Some small functions to help deal with Chinese problems
I am dealing with some of the tables beyond the GBK range of characters, when I need to print some information to monitor the progress of the time is very troublesome, but they can be ignored, I directly replace with a space and then print also line, so add some I would have to replace the separator, I can:
# annoying seperators
dot = u ' \u00b7 ' dash = U ' \u2014 ' emph = U ' \u2022 ' dot2 =
u ' \u2027 ' seps
= (U '. ') , Dot, Dash, emph, Dot2)
def get_clean_ch_string (chstring): "" "
Remove annoying seperators from the Chinese string .
Usage:
cleanstring = get_clean_ch_string (chstring) "" "
cleanstring = chstring for
Sep in SEPs:
cleanstring = cleanstring.replace (Sep, u ') return
cleanstring
In addition, I have a demand, is the English name [space] Chinese into English surname, English name, Chinese surname, Chinese name.
First I need to be able to split English and Chinese, my approach is to use a regular match, according to the common Chinese and English characters in the range of Unicode to set. The regular pattern matching English and Chinese is as follows:
# regex pattern matching all ASCII characters
asciipattern = ur ' [%s]+ '% '] Join (CHR (i) for I in range (127))
# Regex pattern matching all common Chinese characters and seporators
chinesepattern = ur ' [\u4e00-\u9fff.%s]+ '% ('. J Oin (SEPs))
English is replaced with the range of ASCII printable characters, the common Chinese character range is \u4e00-\u9fff, the SEPs is the previous mentioned above GBK range of some characters. In addition to the simple segmentation, I still need to deal with only Chinese names without English names, only English names without Chinese names, and so on, the logic of Judgment is as follows:
def split_name (name): "" "
split [中文版 name, Chinese name].
If one of them is missing, None would be returned instead.
Usage:
engname, chname = split_name (name) ""
"
matches = Re.match (' (%s) (%s) '% (Asciipattern, Chinesepattern), name)

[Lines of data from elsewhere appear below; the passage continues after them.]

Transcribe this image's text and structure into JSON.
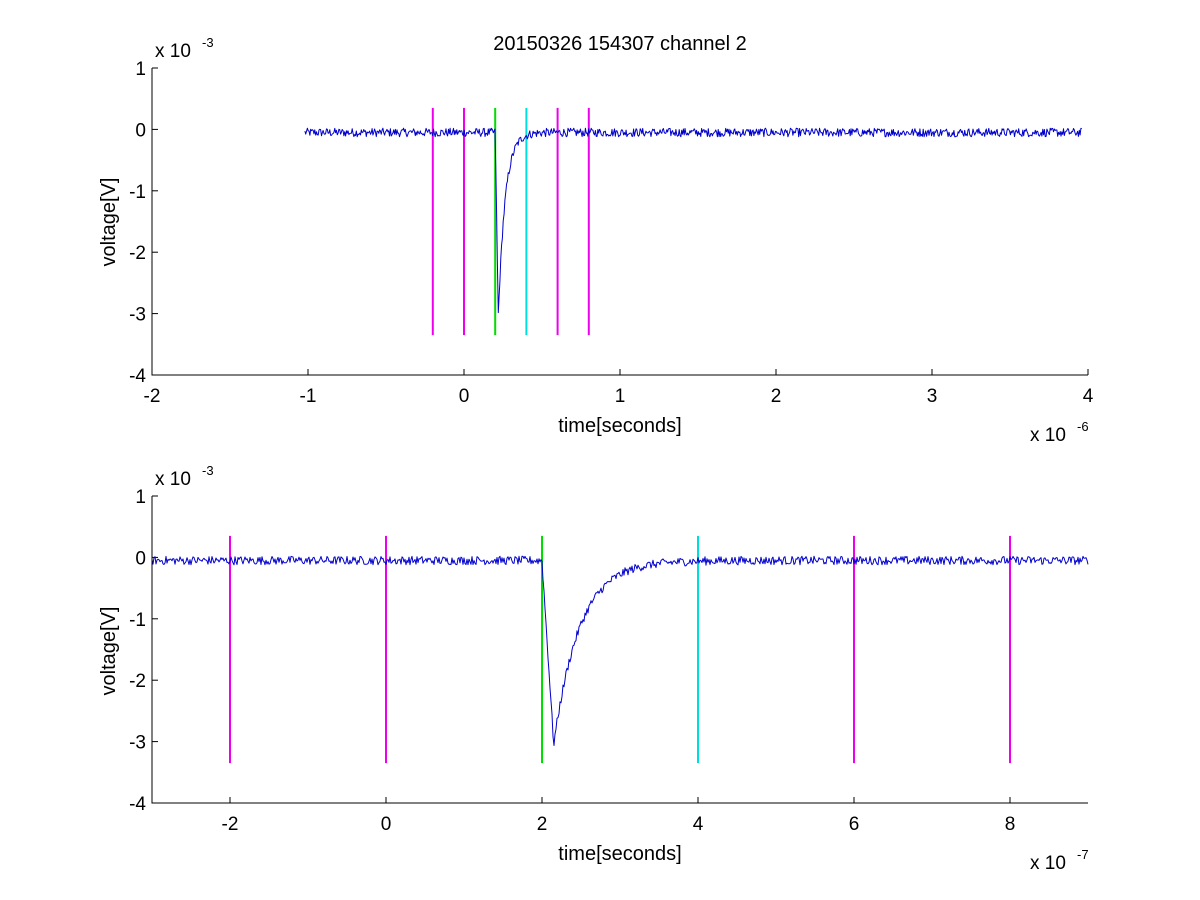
{
  "chart_data": [
    {
      "type": "line",
      "title": "20150326 154307 channel 2",
      "xlabel": "time[seconds]",
      "ylabel": "voltage[V]",
      "x_multiplier_text": "x 10",
      "x_multiplier_exp": "-6",
      "y_multiplier_text": "x 10",
      "y_multiplier_exp": "-3",
      "x_unit_scale": 1e-06,
      "y_unit_scale": 0.001,
      "xlim": [
        -2,
        4
      ],
      "ylim": [
        -4,
        1
      ],
      "xticks": [
        -2,
        -1,
        0,
        1,
        2,
        3,
        4
      ],
      "xtick_labels": [
        "-2",
        "-1",
        "0",
        "1",
        "2",
        "3",
        "4"
      ],
      "yticks": [
        -4,
        -3,
        -2,
        -1,
        0,
        1
      ],
      "ytick_labels": [
        "-4",
        "-3",
        "-2",
        "-1",
        "0",
        "1"
      ],
      "grid": false,
      "series": [
        {
          "color": "#0000cc",
          "x_range": [
            -1.02,
            3.96
          ],
          "baseline": -0.05,
          "noise": 0.07,
          "pulse": {
            "t0": 0.2,
            "t_min": 0.22,
            "min": -3.05,
            "shape": "fast-fall-slow-recovery"
          }
        }
      ],
      "markers": [
        {
          "x": -0.2,
          "color": "#ee00ee"
        },
        {
          "x": 0.0,
          "color": "#ee00ee"
        },
        {
          "x": 0.2,
          "color": "#00dd00"
        },
        {
          "x": 0.4,
          "color": "#00dddd"
        },
        {
          "x": 0.6,
          "color": "#ee00ee"
        },
        {
          "x": 0.8,
          "color": "#ee00ee"
        }
      ],
      "marker_y_range": [
        -3.35,
        0.35
      ]
    },
    {
      "type": "line",
      "title": "",
      "xlabel": "time[seconds]",
      "ylabel": "voltage[V]",
      "x_multiplier_text": "x 10",
      "x_multiplier_exp": "-7",
      "y_multiplier_text": "x 10",
      "y_multiplier_exp": "-3",
      "x_unit_scale": 1e-07,
      "y_unit_scale": 0.001,
      "xlim": [
        -3,
        9
      ],
      "ylim": [
        -4,
        1
      ],
      "xticks": [
        -2,
        0,
        2,
        4,
        6,
        8
      ],
      "xtick_labels": [
        "-2",
        "0",
        "2",
        "4",
        "6",
        "8"
      ],
      "yticks": [
        -4,
        -3,
        -2,
        -1,
        0,
        1
      ],
      "ytick_labels": [
        "-4",
        "-3",
        "-2",
        "-1",
        "0",
        "1"
      ],
      "grid": false,
      "series": [
        {
          "color": "#0000cc",
          "x_range": [
            -3,
            9
          ],
          "baseline": -0.05,
          "noise": 0.07,
          "pulse": {
            "t0": 2.0,
            "t_min": 2.15,
            "min": -3.05,
            "shape": "fast-fall-slow-recovery"
          }
        }
      ],
      "markers": [
        {
          "x": -2,
          "color": "#ee00ee"
        },
        {
          "x": 0,
          "color": "#ee00ee"
        },
        {
          "x": 2,
          "color": "#00dd00"
        },
        {
          "x": 4,
          "color": "#00dddd"
        },
        {
          "x": 6,
          "color": "#ee00ee"
        },
        {
          "x": 8,
          "color": "#ee00ee"
        }
      ],
      "marker_y_range": [
        -3.35,
        0.35
      ]
    }
  ]
}
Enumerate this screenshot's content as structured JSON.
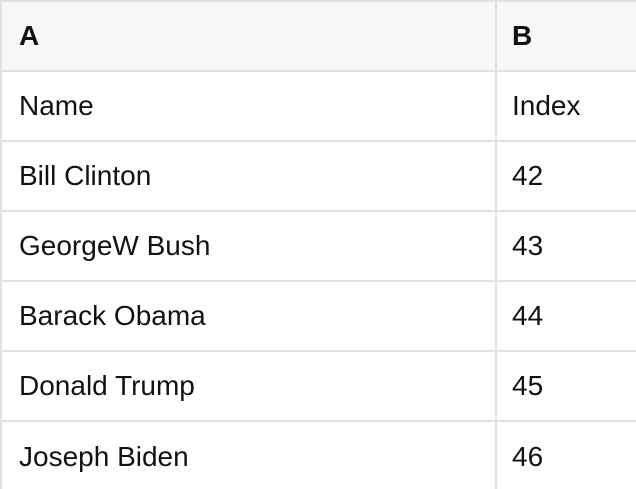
{
  "table": {
    "columns": [
      {
        "id": "A",
        "label": "A"
      },
      {
        "id": "B",
        "label": "B"
      }
    ],
    "rows": [
      [
        "Name",
        "Index"
      ],
      [
        "Bill Clinton",
        "42"
      ],
      [
        "GeorgeW Bush",
        "43"
      ],
      [
        "Barack Obama",
        "44"
      ],
      [
        "Donald Trump",
        "45"
      ],
      [
        "Joseph Biden",
        "46"
      ]
    ]
  },
  "colors": {
    "header_bg": "#f7f7f7",
    "row_bg": "#ffffff",
    "border": "#e1e1e1",
    "text": "#121212"
  }
}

if matches: # 中文版 name + Chinese name return
matches.group (1). Strip (), Matches.group ( 2). Strip ()
else:
matches = Re.findall (' (%s) '% (Chinesepattern), name)
matches = '. Join (matches). Strip ()
If matches: # Chinese name only return
None, matches
else: # 中文版 name only
matches = Re.findall (' (%s) '% (Asciipattern), name)
Return '. Join (matches). Strip (), None
After getting the Chinese name, I need to split the first name and name, because the task requirements do not need to split the name is very clear, I will be in accordance with the common Chinese name of the name division--two words or three words is a surname, four characters of the top two words is the surname, The name-delimited (ethnic-minority name) separator is preceded by the last name (the previous get_clean_ch_string function is used to remove the separator), and the name is longer without a delimiter, assuming the entire string is a name. (Note that the first name in English refers to the name, and last name refers to the surname, 2333)
def split_ch_name (chname): "" "split the Chinese name into the the name of
* If The name is XY or XYZ, X'll be returned as the last name.
* If The name is WXYZ, WX would be returned as the last name. * If the name is ...
WXYZ, the whole name is returned as the last name. * If the name is..
ABC * XYZ ..., the part before the seperator is returned as the last name. Usage:chfirstname, Chlastname = Split_ch_name (chname) "" "If Len (Chname) < 4: # XY or XYZ chlastname = ChN Ame[0] Chfirstname = chname[1:] elif len (chname) = = 4: # WXYZ chlastname = chname[:2] Chfirstname = chname[2 :] Else: # longer cleanname = get_clean_ch_string (chname) nameparts = Cleanname.split () print U '. Join (name Parts) If Len (Nameparts) < 2: # ... WXYZ return None, Nameparts[0] chlastname, chfirstname = Nameparts[:2] #. ABC * XYZ ... return chfirstname, Chlastname
The
Split English name is very simple, the space is separated, the first part is the name, the second part is the surname, the other situation temporarily does not matter.